S H A N G H A I, China, July 28, 2000 -- The only thing keeping the Huangpu River out of the Peace Hotel’s Art Deco lobby on Shanghai’s waterfront this summer is a concrete flood wall.
It’s not that the river has risen more than usual during the rainy season. Instead, Shanghai is sinking.
The land under the skyscrapers and 13 million people of this bustling metropolis is deflating like a giant air mattress, slowly settling as its shallow water table collapses after decades of overuse.
Sinking cities are common in chronically dry China, which is guzzling water from underground aquifers to supply a booming economy and growing population.
Land under 46 cities is sinking, the government says. Areas around Beijing, the capital, have sunk by up to 14 inches over the past decade.
Although Chinese officials warn publicly about relying too heavily on wells, drought in recent years has complicated their efforts. As rivers dry up, cities and farms drill more wells. More than 100 cities in northern China are short of water, the official Xinhua News Agency has reported. Some reservoirs are dry.
Shanghai has switched to river water for most uses, slowing its annual descent to less than two-fifths of an inch. But after years of rapid decline, even that threatens China’s business capital, which sprawls across flat land less than 10 feet above the Huangpu.
“If we didn’t control this, the ground would collapse” by three feet every decade, said Liu Yi, a government geologist who tracks the sinking. “The damage would be unbelievable — floods and wrecked buildings.”
Shanghai, one of the world’s most densely populated cities, switched fairly easily to water from the Huangpu and Yangtze rivers. But it still suffers the legacy of long, severe bouts of ground subsidence.
The problem stems from Shanghai’s rapid 19th century metamorphosis into a foreign colonial base. Shallow aquifers that had supported a Chinese trading port were quickly strained supplying factories and a populace that tripled by 1900 to more than 1 million.
The sinking was first noticed in 1921, but Shanghai went on using ground water for decades, according to Liu, the senior geologist for the Shanghai Institute of Geological Survey. The problem got so bad by the 1950s and 1960s that the ground was sinking by four inches a year.
The government took action in 1963, banning most wells and limiting use of the rest. Still the decline continued, and Liu said that since the mid-1960s the city has settled 16 more inches.
Shanghai has avoided nightmare scenarios of flooding in urban neighborhoods or among the office towers of its sleek new financial district. But official projections say water levels could rise 19 to 27 inches by 2050, threatening waterfront areas.
Downtown Flood Wall
Worst-hit is the old city center, where sections are at or below the Huangpu’s level. The district has some of Shanghai’s most valuable real estate and the Bund, the former British settlement whose 1920s-era buildings make up the city’s signature skyline.

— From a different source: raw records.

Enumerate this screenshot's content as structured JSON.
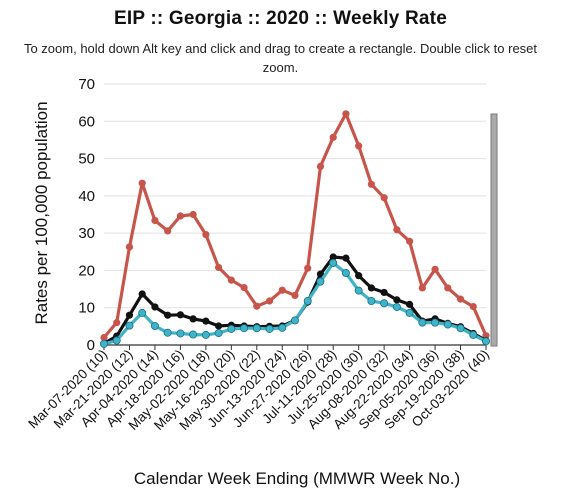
{
  "chart_data": {
    "type": "line",
    "title": "EIP :: Georgia :: 2020 :: Weekly Rate",
    "subtitle": "To zoom, hold down Alt key and click and drag to create a rectangle. Double click to reset zoom.",
    "xlabel": "Calendar Week Ending (MMWR Week No.)",
    "ylabel": "Rates per 100,000 population",
    "ylim": [
      0,
      70
    ],
    "yticks": [
      0,
      10,
      20,
      30,
      40,
      50,
      60,
      70
    ],
    "grid": "horizontal",
    "legend": "none",
    "x": [
      "Mar-07-2020 (10)",
      "Mar-14-2020 (11)",
      "Mar-21-2020 (12)",
      "Mar-28-2020 (13)",
      "Apr-04-2020 (14)",
      "Apr-11-2020 (15)",
      "Apr-18-2020 (16)",
      "Apr-25-2020 (17)",
      "May-02-2020 (18)",
      "May-09-2020 (19)",
      "May-16-2020 (20)",
      "May-23-2020 (21)",
      "May-30-2020 (22)",
      "Jun-06-2020 (23)",
      "Jun-13-2020 (24)",
      "Jun-20-2020 (25)",
      "Jun-27-2020 (26)",
      "Jul-04-2020 (27)",
      "Jul-11-2020 (28)",
      "Jul-18-2020 (29)",
      "Jul-25-2020 (30)",
      "Aug-01-2020 (31)",
      "Aug-08-2020 (32)",
      "Aug-15-2020 (33)",
      "Aug-22-2020 (34)",
      "Aug-29-2020 (35)",
      "Sep-05-2020 (36)",
      "Sep-12-2020 (37)",
      "Sep-19-2020 (38)",
      "Sep-26-2020 (39)",
      "Oct-03-2020 (40)"
    ],
    "xtick_labels": [
      "Mar-07-2020 (10)",
      "Mar-21-2020 (12)",
      "Apr-04-2020 (14)",
      "Apr-18-2020 (16)",
      "May-02-2020 (18)",
      "May-16-2020 (20)",
      "May-30-2020 (22)",
      "Jun-13-2020 (24)",
      "Jun-27-2020 (26)",
      "Jul-11-2020 (28)",
      "Jul-25-2020 (30)",
      "Aug-08-2020 (32)",
      "Aug-22-2020 (34)",
      "Sep-05-2020 (36)",
      "Sep-19-2020 (38)",
      "Oct-03-2020 (40)"
    ],
    "series": [
      {
        "color": "#c8554b",
        "values": [
          2.0,
          6.0,
          26.3,
          43.4,
          33.4,
          30.6,
          34.6,
          35.0,
          29.6,
          20.8,
          17.4,
          15.4,
          10.4,
          11.8,
          14.7,
          13.3,
          20.6,
          47.9,
          55.7,
          62.0,
          53.4,
          43.1,
          39.5,
          30.9,
          27.8,
          15.3,
          20.3,
          15.3,
          12.3,
          10.3,
          2.5
        ]
      },
      {
        "color": "#111111",
        "values": [
          0.4,
          2.4,
          8.0,
          13.7,
          10.2,
          8.0,
          8.1,
          7.0,
          6.4,
          5.1,
          5.3,
          5.1,
          4.9,
          5.0,
          5.1,
          6.6,
          11.5,
          19.0,
          23.6,
          23.3,
          18.6,
          15.3,
          14.1,
          12.1,
          10.9,
          6.4,
          7.0,
          5.8,
          4.9,
          3.1,
          1.2
        ]
      },
      {
        "color": "#3fb3c8",
        "values": [
          0.3,
          1.2,
          5.2,
          8.6,
          5.1,
          3.3,
          3.1,
          2.8,
          2.7,
          3.2,
          4.3,
          4.5,
          4.5,
          4.3,
          4.6,
          6.6,
          11.8,
          17.0,
          22.0,
          19.3,
          14.6,
          11.8,
          11.2,
          10.2,
          8.6,
          6.0,
          6.0,
          5.5,
          4.5,
          2.7,
          1.0
        ]
      }
    ]
  }
}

The Bund’s name comes from Hindi — a reminder of British colonial rule in India — and means embankment. The Huangpu then was low enough that its flat bank was used as a mule path to tow junks up the river.
That bank is now topped by a flood wall built in the early 1990s by city leaders worried that the summertime Huangpu would overflow onto Sun Yat-sen Road, the eight-lane riverfront boulevard.
They concealed the menace with Shanghainese flair, filling the wall with shops and topping it with a tourist promenade. Families stroll the wide walkway on summer evenings, unruffled that the water on one side is higher than the ground on the other.
Even before its mid-August peak, the Huangpu already is level with the road, said Zhang Liugang, an official of the city Anti-Flood Office. In 1997, he said, the rain-gorged river ran five feet higher than the road and came within 3½ feet of the top of the flood wall.
Reversing Nature’s Flow
The geologist Liu has spent 12 years tracking the city’s decline. His staff of 100 and network of 27 monitoring stations with sensors drilled 300 to 600 feet into the earth monitor the shifts.
“You can’t see it if you look around, but the problem is terrible. We can’t wait until it’s visible,” Liu said.
In a tactic that borders on science fiction, Shanghai is trying to reverse the decline by recharging its aquifers, pumping in 5.2 billion gallons of water a year.
The program, Liu said, has met with modest success, with land in some areas rising as much as 4½ inches.